“I’m tired. I’ve done enough. I guess I’ll stop work right here, and rest awhile.” That was what the river said, as it hurried on to join the sea. And so the river merely poured into the ocean the water it already contained, and gathered up no more from the upland fields and the lowland valleys. It wasn’t many days, as you may well imagine, before the river was entirely dry. Indeed, there was no longer any river at all. When the river ceased getting fresh water, that was an end of it.
“I’m tired. I’ve surely done enough.” That was what the tree said. “I’m tall enough. I have enough leaves and enough branches. Guess I’ll stop work.” So the tree sent out no more buds and no more leaves, and made no new layer of bark, and called down to the roots that they need not send up any more sap. But any of you children that know about a tree can guess what happened. As soon as the tree stopped growing, it began to die. First the top withered, then the branches fell off, and the trunk became hollow, and at last the storm blew it over.

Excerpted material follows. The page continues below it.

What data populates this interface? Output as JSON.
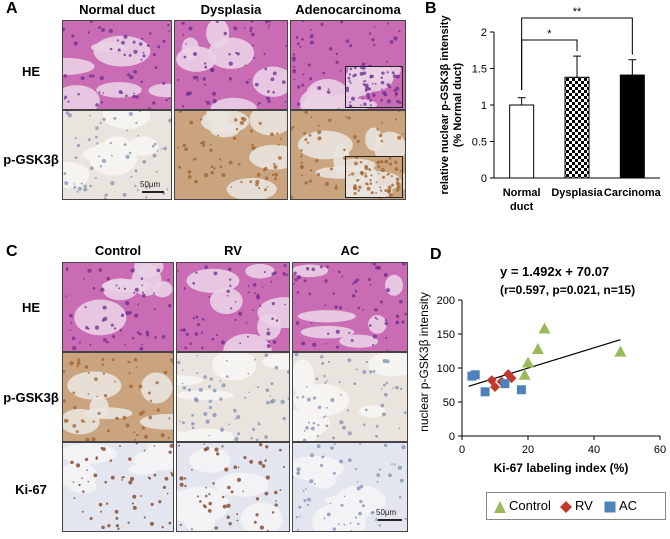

“I’m tired. I guess I have done enough.” What if the great sun in the sky should say that? It might say it, if it followed the example of some children I know. Do you think that all the heat of all the summers the world has known would warm you, then, during the coming summer? No; God knows that to keep the world warm his sun must send out fresh rays all the time without a moment’s pause.
And that is why, children, the older folks are always urging you to begin some new thing for Christ. It is because when we cease to take up fresh work, and cease to use the powers and the life God has given us, those powers rapidly pass away, and the life changes to death, just as it would in the case of the river and the tree and the sun, if they decided that they had done enough, and must stop.